I'm convinced that no one is capable of seeing how weird they are on their own. And knowing you are like, unhealthy weird, is pretty important. When we were kids, for example, we may suspect that our families of origins are a bit odd, but it takes outsiders being let inside to confirm it. For example, my mom had a thing about us making our beds first thing in the morning. Okay. Normal. But then, we were not allowed to sit on our maid beds. Ever. We could get back under the covers at night. But study on them or sit with friends on them? Never. My mom said it would wear out and wear down the comforter too fast. (She probably got this from her mom.) I didn't like this rule, because, there was, you now, nowhere else to sit in my bedroom but the floor. But I didn't realize it was pretty specific to my household until I made an authentic friend -- Vicki, in the fourth grade. After we had built a real rapport in our friendship (it may have been years!), Vicki began to call out don't-sit-on-the-made bed rule. She called my comforter the "oh-so-fluffy blanket" and she might have even sassed my mom about it a bit. It gave me permission to challenge the rule, and I think I eventually got a bedspread on which I was allowed to lounge, study, and receive platonic friends for fellowship. This is why we have to risk real relationships. Because inside our own heads and houses, we are often creating or submitting to some silly (or even toxic) systems. Last week, I wrote that though, normal is just a setting on a dryer," it helps us feel less alone to know when our struggles and experiences are "common to man."

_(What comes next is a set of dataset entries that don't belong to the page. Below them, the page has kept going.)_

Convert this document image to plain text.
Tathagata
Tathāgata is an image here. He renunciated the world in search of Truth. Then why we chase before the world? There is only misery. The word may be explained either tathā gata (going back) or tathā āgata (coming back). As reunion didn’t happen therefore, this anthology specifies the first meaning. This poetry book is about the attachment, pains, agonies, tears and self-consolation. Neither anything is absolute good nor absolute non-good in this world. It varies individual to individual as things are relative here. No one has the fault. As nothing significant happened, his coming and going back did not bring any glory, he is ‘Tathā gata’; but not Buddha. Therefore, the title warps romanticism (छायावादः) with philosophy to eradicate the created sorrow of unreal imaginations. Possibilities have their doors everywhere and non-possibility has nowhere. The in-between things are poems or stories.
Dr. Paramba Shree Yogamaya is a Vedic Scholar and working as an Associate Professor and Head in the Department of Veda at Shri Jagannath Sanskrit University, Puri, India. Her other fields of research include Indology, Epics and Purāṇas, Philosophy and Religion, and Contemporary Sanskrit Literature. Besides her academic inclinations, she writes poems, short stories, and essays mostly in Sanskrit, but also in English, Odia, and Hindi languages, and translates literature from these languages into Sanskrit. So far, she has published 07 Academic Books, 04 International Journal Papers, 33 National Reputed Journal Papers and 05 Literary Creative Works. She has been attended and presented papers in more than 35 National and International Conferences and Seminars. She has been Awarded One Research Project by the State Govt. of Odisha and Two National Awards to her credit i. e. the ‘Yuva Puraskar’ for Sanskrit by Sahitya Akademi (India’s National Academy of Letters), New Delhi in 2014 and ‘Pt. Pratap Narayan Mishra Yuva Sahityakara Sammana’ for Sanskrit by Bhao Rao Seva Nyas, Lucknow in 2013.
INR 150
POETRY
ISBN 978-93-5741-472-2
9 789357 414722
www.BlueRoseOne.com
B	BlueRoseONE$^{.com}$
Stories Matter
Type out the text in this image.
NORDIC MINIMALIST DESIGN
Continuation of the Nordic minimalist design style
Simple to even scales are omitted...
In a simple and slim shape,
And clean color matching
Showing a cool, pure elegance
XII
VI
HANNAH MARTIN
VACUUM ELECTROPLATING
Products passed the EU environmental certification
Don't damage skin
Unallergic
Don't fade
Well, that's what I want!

Potentially even more critical, however, is when we share our thoughts and we can be set free by the friend that looks at us, cocks their head to the side, and says, "Dude. Where did you come up with that idea? That is not normal." My girlfriends have said this to me at numerous times throughout my life. One such incident was when I shared with my moms group that I thought my four-year-old daughter was a sociopath, because she wasn't motivated to put her shoes on by me crying. (You see how weird this is, right? You can laugh.) I somehow learned that love and guilt would motivate a child's behavior, and when my four year old wasn't moved by compassion into obedience, I was worried about her. Sharing this helped me uncover a really unhealthy belief I had about how to disciple my child into obedience, and led me into some insight about my own childhood. (By the way, my fellow moms said, "She's not a sociopath. She's a four year old." In this case, child was normal. Mom was weird.) In other examples: I finally got a diagnosis of clinical depression and anxiety by sharing some of my thoughts out loud, and having loved ones reflect back to me that these were extreme worries, off the spectrum of their "typical" daily thought patterns.
By telling a trusted mentor about how angry I was with my husband, I got the valuable feedback that my expectations were unreasonably high, not that his spousal skills were critically low.
I got out of a few unhealthy relationships by sharing with other safe, discreet friends the details of some troubling conversations I'd had in those spaces.
I want to highlight this last example. Ephesians 5:11 says, "Take no part in the unfruitful works of darkness, but instead expose them." This habit of sharing the critical details of our days, thoughts and relationships with a few safe people can actually save our lives and sanity. Sometimes the darkness that needs to exposed in our private worlds is not our own sin, but the sin of others in our lives. I have known countless women and men who, through the process of telling the truth about their lives, have been delivered from abusive marriages, family systems, workplaces, and even churches. Sometimes addictions or mental illness was present in these situations; sometimes not. But in every one, the brave ones who've shared were given the wise spiritual counsel to stop tolerating the intolerable, learn some skills, get some tools, and establish some boundaries. My friend Jen calls this the "WTF were they thinking? ministry." The F, obviously, stands for fudge and you can read more about it in the chapter of my book "Get Off the Treadmill and Eat a Cupcake Already." But essentially, many of us sometimes need someone to say, "Why in the world did your friend/spouse/teenager/boss/Bible study leader think they could treat you like that? Stand UP for yourself! Get OUT of there!" Though it's a frivolous example, the oh-so-fluffy blanket illustrates that we need to let people in to our homes, lives, inherited beliefs and thought processes in order to lead our freest, most joyful, healthiest lives. Tumbling around in our heads and alone in our living rooms, all the things we do and think seem normal to us! Many of the ways we were treated seem acceptable. If we are not "normal," it's a good thing to know. Our friends, let into the reality, help do the great work of Jesus, to lead us into a life where we have been made free for freedom's sake! So risk telling people the weird, honest truth.